In what is perhaps the worst timing imaginable, the IRS Direct Pay system, which allows citizens to pay their taxes directly from their bank accounts, crashed April 17, 2018, with only hours left for people to submit their taxes without incurring a fine.
Though the agency resolved the technological meltdown by Tuesday evening, the IRS announced that taxpayers could submit their returns through the end of the day Wednesday without inuring any penalty.
IRS acting Commissioner David J. Kautter told lawmakers at a House Oversight and Government Reform hearing that same day that the problem was likely due to an internal technical issue.
This is perhaps unsurprising, as the IRS has long been cited as an agency relying on ancient legacy IT. Upgrading tax systems was ranked fourth among the Treasury Inspector General for Tax Administration’s top management and performance challenges for FY18, trailing only taxpayer data security, identity theft and expanding online services in importance.
“The IRS has a large and increasing amount of aged hardware, some of which is three to four times older than industry standards. In the IRS’s FY 2016 President’s Budget, the IRS noted that its information technology infrastructure poses significant risk of failures, although it is unknown when these failures will occur, how severe they will be, or whether they will have material impacts on tax administration during the Filing Season,” the TIGTA wrote in an October 2017 report.

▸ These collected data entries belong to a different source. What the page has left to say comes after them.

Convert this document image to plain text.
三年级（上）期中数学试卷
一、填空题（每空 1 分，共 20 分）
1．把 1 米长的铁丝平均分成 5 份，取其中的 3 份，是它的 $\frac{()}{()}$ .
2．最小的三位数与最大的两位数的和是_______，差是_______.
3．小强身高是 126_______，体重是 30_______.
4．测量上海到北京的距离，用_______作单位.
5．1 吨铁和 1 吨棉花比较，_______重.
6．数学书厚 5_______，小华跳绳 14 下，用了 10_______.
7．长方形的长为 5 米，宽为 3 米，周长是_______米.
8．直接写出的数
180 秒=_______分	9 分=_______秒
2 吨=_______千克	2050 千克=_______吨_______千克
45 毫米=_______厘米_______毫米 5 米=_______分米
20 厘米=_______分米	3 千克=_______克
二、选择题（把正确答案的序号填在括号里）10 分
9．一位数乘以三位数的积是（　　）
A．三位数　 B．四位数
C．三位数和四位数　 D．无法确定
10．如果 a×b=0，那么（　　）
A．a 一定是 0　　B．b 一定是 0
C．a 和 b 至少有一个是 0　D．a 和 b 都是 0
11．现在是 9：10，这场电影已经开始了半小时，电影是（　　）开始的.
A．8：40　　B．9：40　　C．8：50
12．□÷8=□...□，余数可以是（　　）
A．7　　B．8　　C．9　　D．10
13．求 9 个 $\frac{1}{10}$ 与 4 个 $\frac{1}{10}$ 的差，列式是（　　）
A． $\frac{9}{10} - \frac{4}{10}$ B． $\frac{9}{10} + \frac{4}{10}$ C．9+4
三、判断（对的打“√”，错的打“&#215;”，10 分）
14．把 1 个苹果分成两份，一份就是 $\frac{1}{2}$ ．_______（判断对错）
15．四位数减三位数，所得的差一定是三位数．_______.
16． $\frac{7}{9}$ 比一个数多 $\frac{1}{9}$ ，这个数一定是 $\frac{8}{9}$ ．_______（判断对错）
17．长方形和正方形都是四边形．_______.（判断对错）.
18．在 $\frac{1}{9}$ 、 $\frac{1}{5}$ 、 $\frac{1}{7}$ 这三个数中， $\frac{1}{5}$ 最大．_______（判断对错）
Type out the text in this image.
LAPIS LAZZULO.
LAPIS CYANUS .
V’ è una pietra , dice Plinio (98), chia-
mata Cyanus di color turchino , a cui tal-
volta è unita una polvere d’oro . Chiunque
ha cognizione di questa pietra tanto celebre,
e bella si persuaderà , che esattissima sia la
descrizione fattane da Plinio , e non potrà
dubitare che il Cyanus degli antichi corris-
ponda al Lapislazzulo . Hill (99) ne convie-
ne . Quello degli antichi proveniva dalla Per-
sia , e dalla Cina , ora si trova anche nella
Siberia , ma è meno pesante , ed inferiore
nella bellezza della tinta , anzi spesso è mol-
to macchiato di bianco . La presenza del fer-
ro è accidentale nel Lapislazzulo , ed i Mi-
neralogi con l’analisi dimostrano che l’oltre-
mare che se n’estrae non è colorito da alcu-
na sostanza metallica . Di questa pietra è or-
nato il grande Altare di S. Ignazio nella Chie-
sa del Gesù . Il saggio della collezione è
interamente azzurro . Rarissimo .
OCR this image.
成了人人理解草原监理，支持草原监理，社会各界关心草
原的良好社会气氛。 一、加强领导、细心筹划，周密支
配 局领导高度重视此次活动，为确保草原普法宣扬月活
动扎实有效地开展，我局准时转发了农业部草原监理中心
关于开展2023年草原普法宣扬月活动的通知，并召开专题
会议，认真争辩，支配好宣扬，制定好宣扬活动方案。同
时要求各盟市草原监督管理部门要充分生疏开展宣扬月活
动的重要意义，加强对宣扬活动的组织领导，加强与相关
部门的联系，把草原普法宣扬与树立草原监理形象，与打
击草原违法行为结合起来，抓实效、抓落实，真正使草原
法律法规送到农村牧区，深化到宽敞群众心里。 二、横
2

If the 2018 filing season is anything to go by, these systems can fail at exactly the wrong time.
At the time of publication, the Direct Pay system remained down, though filing through debit or credit card (which has associated fees) and with paper check are still operational.
Kautter told the Washington Post that the agency is attempting a reboot of the system, and that taxpayers will not be punished if their payments arrive late due to the downed system.